Vacances de printemps : La protection solaire, c’est maintenant !

A la veille des premières vacances de printemps, l’AsnaV rappelle que protéger ses yeux des rayons nocifs du soleil n’est pas réservé aux seules périodes estivales. Au mois d’avril, le soleil poursuit son ascension jusqu’au 21 juin où il est au plus haut. C’est alors le solstice d’été qui correspond au jour où l’hémisphère nord est le plus exposé aux rayons UV. Et ce, qu’il fasse grand bleu ou que le temps soit nuageux.

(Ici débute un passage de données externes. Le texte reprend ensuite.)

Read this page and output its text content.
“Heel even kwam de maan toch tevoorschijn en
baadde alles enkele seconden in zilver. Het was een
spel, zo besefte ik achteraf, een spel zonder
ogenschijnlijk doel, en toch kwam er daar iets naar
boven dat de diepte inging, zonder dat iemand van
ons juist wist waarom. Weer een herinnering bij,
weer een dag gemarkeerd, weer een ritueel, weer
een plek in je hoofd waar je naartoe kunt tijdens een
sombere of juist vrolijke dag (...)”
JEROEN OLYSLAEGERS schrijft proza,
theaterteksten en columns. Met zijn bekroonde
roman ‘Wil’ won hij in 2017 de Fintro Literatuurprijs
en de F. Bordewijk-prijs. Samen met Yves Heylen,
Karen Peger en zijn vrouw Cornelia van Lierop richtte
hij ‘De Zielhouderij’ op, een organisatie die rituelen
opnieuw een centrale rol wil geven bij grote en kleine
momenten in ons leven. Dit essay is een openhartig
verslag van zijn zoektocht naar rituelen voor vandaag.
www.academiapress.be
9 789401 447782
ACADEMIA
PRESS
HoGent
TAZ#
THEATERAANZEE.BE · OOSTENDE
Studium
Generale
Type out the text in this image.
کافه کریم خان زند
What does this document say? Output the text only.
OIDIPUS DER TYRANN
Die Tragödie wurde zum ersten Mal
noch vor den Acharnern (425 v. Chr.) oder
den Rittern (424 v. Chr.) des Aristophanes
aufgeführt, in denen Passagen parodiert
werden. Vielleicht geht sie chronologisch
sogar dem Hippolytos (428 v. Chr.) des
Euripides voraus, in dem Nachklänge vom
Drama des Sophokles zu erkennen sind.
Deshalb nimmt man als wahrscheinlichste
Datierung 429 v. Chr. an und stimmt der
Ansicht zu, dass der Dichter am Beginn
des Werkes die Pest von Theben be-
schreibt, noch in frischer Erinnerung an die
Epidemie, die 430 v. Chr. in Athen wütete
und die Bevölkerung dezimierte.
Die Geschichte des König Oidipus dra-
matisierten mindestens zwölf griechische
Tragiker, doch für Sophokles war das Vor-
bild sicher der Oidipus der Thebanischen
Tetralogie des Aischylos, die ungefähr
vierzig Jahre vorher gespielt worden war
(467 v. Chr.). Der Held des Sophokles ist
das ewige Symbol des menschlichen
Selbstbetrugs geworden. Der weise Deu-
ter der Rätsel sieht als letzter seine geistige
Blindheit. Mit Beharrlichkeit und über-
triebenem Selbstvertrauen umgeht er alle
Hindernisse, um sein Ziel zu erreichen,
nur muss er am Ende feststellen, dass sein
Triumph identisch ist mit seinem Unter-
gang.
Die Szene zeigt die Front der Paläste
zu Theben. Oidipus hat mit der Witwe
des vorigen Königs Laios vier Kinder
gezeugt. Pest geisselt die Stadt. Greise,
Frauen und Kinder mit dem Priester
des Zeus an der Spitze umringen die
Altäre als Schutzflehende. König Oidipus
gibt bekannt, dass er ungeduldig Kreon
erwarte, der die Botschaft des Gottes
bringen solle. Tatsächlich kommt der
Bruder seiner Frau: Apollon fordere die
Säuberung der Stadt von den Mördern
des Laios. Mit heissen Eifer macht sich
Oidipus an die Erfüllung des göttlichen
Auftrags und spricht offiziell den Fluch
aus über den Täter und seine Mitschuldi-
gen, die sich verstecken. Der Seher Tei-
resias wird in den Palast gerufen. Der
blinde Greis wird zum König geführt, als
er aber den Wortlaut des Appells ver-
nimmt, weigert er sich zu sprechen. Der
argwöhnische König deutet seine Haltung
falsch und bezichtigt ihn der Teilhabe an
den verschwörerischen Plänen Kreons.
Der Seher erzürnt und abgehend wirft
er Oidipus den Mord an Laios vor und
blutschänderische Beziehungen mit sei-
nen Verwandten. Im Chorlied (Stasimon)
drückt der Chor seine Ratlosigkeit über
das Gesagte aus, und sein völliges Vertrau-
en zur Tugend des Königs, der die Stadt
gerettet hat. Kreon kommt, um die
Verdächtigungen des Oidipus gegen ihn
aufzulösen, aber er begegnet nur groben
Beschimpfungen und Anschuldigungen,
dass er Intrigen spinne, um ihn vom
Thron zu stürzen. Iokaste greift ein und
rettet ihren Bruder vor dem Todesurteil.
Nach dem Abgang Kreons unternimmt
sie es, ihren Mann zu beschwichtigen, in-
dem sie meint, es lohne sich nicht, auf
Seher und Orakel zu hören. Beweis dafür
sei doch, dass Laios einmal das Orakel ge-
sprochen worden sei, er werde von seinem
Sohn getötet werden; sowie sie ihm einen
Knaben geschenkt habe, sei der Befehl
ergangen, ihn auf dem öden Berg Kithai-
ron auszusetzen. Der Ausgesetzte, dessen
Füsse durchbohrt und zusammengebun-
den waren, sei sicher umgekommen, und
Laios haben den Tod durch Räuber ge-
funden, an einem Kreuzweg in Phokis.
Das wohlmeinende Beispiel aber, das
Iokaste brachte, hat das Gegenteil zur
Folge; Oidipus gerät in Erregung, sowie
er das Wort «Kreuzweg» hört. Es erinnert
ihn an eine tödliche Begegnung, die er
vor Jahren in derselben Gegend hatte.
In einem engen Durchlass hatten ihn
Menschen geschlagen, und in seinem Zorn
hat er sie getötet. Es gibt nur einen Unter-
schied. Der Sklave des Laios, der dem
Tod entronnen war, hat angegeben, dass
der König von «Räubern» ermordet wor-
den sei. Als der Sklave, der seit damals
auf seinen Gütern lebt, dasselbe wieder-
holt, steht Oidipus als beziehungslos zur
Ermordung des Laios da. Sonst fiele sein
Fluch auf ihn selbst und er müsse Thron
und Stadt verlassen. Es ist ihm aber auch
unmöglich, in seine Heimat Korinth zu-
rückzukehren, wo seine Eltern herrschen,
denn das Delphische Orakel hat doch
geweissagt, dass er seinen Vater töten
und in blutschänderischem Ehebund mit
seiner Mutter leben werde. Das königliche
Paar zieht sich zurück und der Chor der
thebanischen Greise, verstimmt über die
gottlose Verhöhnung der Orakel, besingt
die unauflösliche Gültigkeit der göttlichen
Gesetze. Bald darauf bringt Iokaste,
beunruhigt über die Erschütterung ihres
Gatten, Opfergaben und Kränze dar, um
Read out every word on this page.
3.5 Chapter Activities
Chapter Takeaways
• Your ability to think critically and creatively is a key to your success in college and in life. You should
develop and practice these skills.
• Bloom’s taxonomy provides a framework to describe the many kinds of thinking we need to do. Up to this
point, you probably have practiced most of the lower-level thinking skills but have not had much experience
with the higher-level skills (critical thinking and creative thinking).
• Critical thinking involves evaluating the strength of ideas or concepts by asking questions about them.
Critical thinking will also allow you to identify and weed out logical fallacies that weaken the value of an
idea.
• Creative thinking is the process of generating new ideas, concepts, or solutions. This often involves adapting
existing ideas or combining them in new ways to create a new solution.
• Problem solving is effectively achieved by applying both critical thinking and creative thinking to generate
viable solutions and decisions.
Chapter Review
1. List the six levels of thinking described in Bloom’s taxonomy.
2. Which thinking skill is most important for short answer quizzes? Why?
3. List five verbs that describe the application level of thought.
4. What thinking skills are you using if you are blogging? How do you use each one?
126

Selon les chiffres du baromètre 2016 de la santé visuelle, 55 % des Français portent systématiquement leurs lunettes de soleil l’été, notamment à la plage, alors qu’ils ne sont que 32 % à les chausser en ville, y compris par beau temps. Pourtant, quel que soit le lieu, dès le début du printemps, le soleil devient menaçant pour la préservation de notre capital visuel.

Il existe deux facteurs contre lesquels il est important de se protéger : la luminosité qui provoque l’éblouissement, facile à contrer avec des verres plus ou moins teintés selon son appréciation personnelle du confort visuel, et le rayonnement ultraviolet qu’il est impossible de détecter, hormis par la réaction des verres de type photochromique qui réagissent en se teintant sous son effet. La lumière « visible » provoque surtout un désagrément passager mais peut se révéler dangereuse dans certaines situations, au volant d’un véhicule, par exemple. Le rayonnement UV est plus insidieux puisqu’il va agir sur le vieillissement de l’œil en l’accélérant et en participant au développement de certaines pathologies comme la cataracte ou la DMLA. Attention cependant au « coup de soleil » qui peut immédiatement occasionner une inflammation de la cornée, très douloureuse et communément appelée « ophtalmie des neiges » pendant la saison de ski !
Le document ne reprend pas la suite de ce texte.